I looked into the mailbox possibility yesterday. It is possible for mailboxes to grow indefinitely if the load is not balanced across the actors correctly. However, this is not the case here as reducing the scheduler time interval would have removed this issue and it did not.

On the wider issue of using a mailbox-size policy, I agree that it is not ideal to restrict the size, but It can be managed without losing messages (it would affect timing though). However, gen-servers can't use the args available to standard actors, nor can the supervisor use mailbox-size params.

It is possible that seth's comments about the instrumentation support could be adding overhead for each call. May be worth turning off some of the checks.

patham9 commented 8 years ago

I don't agree, if the scenario I described happens it doesn't matter what the sheduling interval will be and the message amount would still grow.

To the max mailbox size: It's not an issue that we can't apply it, we should have a task creator tick and having task-creator bag-buffering its incoming tasks anyway.

TonyLo1 commented 8 years ago

we're not talking about the same things :) And I agree that using a bag in task-creator is an option for one form of load balancing.
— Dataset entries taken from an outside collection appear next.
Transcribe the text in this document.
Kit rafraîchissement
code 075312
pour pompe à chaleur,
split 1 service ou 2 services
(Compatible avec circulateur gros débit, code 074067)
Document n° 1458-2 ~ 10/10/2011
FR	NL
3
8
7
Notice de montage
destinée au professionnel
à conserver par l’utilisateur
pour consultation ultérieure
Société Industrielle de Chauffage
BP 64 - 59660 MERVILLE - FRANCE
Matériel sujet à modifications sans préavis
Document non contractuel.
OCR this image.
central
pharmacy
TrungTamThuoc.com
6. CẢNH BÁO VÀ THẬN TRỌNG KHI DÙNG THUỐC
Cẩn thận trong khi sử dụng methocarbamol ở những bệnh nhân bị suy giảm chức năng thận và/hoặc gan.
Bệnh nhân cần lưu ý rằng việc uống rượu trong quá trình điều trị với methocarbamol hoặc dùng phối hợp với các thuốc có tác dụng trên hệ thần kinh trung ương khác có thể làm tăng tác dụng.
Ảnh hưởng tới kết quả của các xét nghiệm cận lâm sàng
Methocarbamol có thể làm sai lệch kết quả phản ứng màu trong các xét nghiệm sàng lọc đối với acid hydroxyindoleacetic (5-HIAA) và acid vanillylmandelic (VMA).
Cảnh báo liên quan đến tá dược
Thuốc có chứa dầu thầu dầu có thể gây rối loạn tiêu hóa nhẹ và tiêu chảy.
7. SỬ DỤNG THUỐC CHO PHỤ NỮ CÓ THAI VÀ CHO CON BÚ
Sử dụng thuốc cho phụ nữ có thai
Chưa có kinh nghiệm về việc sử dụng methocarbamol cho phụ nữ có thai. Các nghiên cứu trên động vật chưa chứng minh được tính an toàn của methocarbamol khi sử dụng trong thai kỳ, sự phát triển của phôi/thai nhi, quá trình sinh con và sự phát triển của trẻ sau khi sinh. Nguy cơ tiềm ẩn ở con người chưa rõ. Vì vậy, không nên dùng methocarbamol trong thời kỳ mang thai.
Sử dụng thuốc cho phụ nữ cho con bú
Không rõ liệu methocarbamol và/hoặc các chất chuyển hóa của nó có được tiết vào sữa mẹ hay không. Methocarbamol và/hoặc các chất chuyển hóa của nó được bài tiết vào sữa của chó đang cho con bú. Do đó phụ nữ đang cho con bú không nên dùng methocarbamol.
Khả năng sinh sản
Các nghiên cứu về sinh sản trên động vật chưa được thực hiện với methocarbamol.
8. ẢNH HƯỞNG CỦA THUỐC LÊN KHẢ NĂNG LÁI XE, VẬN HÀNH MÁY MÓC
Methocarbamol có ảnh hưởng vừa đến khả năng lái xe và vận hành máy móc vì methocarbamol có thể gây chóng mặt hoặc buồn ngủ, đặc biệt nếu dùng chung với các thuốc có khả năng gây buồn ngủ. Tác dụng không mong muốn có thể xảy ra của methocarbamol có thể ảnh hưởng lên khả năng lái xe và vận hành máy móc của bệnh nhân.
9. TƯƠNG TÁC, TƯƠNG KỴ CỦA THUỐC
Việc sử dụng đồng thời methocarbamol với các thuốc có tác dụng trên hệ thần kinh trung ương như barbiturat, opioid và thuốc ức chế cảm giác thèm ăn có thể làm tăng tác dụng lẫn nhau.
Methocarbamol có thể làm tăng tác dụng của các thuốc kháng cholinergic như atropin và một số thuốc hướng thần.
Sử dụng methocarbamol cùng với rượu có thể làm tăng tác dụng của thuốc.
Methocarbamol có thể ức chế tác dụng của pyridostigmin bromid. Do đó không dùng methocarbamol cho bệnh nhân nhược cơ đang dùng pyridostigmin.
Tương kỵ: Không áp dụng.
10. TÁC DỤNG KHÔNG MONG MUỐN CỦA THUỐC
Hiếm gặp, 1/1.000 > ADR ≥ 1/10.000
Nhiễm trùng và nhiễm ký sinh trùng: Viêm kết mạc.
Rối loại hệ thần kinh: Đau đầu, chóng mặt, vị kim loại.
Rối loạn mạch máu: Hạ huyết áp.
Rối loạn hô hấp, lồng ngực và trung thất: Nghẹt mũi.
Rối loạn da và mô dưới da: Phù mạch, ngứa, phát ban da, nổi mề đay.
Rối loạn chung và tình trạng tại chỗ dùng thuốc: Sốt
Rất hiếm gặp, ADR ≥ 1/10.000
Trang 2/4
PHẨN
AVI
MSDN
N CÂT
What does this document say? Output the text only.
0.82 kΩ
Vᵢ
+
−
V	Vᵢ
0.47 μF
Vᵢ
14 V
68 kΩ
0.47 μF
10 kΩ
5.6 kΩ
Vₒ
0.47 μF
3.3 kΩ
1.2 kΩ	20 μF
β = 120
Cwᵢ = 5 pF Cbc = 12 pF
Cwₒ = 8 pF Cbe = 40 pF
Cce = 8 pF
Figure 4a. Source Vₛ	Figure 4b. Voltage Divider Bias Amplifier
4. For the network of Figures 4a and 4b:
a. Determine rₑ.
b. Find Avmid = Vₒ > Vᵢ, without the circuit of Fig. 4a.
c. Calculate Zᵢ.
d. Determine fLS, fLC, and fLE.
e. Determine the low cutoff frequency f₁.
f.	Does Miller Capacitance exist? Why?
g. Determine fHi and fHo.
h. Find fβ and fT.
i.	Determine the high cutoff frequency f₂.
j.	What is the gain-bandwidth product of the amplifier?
No need for an additional timer here, as the system-time-tick is sufficient. each tick, n tasks are selected from the task-creator bag and posted to dispatcher.

This doesn't resolve the leak though, just helps with load balancing.

TonyLo1 commented 8 years ago

A better design would be to have two load reducers:

  1. processing new input
  2. processing derived results

so two bags which allow n selections per system-time-tick to be passed to task creator. System throughput is then controlled by two parameters n1, n2 in the respective load reducers.

patham9 commented 8 years ago

I agree, let's do it this way.

TonyLo1 commented 8 years ago

Ok, I'll make the change now. Do you need to commit anything?

patham9 commented 8 years ago

Cool. Not currently, I will work on the termlinks though but I will tell you when I will put it in so that we can coordinate. (And let's ignore the memory leak for now, and finish the design, because one million inputs is fine for whatever demo we will show in July)

TonyLo1 commented 8 years ago

ok, sound good. Here is link to updated design (to check we are talking the same language :) )

https://creately.com/diagram/io495zy71/QECAuWUHTXIfmbr0Cz59ulOaASg%3D

TonyLo1 commented 8 years ago

memory leak seems to be resolved with load-reducer :)

Don't understand why though!

patham9 commented 8 years ago

analysis can follow in the future, closed for now.